Nigeria’s Health Minister, Onyebuchi Chukwu, has officially announced the first case of the Ebola virus in the Nigerian capital of Lagos. The victim, a Liberian businessman who had only recently flown into the city of 21 million people, was placed in quarantine on Sunday, only to die a few days later.

Nigeria’s patient zero is likely to have contracted the virus from his sister, who died of its symptoms only three weeks prior, Reuters reported. The sick man is said to have given himself over to healthcare workers. “He made it known that he wasn’t feeling well,” WHO spokesman Paul Garwood told Reuters. It was then that he was taken into isolation where he died only days later.

Tests taken last Friday showed the man to be positive for the Ebola virus, but it is still unknown if the virus was the actual cause of death. “Our understanding is that the cause of death was Ebola," Liberia’s finance minister Amara Konneh told Reuters. At a press conference Lago’s health commission Jide Idris announced that they were still “waiting for a confirmation test to double check,” the virus’ presence.

If the virus does break out in the African megacity, officials are hopefully that they may have better success containing it here than they had in more remote rural areas. "The fear of spread within a dense population would be offset by better healthcare and a willingness to use it, easier contact tracing and, I assume for an urban population, less risky funerary and family rites," explained Ian Jones, a professor of virology at the University of Reading in Britain. One factor that could seriously compromise Nigeria’s ability to combat an outbreak is its poor healthcare system. Although the country makes annual revenues well in the billion from their dense oil supply, the healthcare system still mirrors that of less developed nations.

The Ebola outbreak currently afflicting the West coast of Africa is the largest Ebola outbreak in recorded history. As of yet Reuters reported that there have been 1,093 cases of Ebola, with 660 of those cases resulting in death. In the last outbreak during 2012 only 50 lives were lost.

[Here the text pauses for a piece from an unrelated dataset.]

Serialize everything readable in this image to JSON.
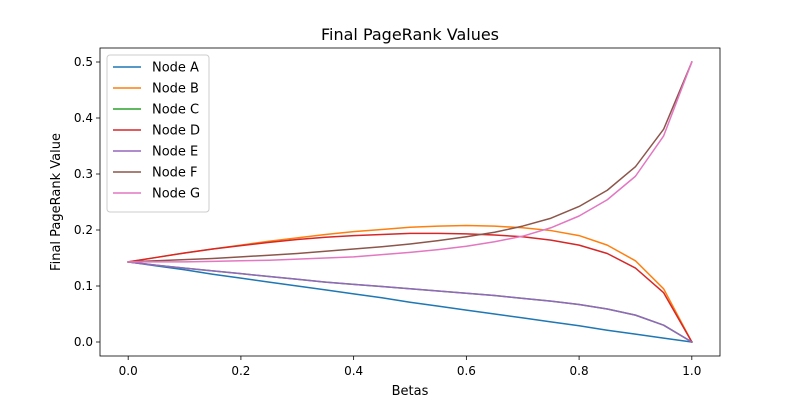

Ebola is a serious virus that was first appeared in 1976. In this year 2 separate outbreaks in Sudan and the Democratic Republic of Congo claimed a total of 431 lives before the outbreak could be quelled, the World Health Organization reported. The virus is likely to have entered the human population after humans first came into contact with blood, secretions, organs, or other bodily fluid of infected animals. Its initial symptoms are sudden fever and headache which are soon followed by more severe conditions such as vomiting, impaired kidney and liver function, and in the most extreme cases both internal and external bleeding. There is currently no cure or vaccination against the virus and although it usually has a mortality rate of 90 percent, the rate of this current outbreak is estimated to be closer to 60 percent.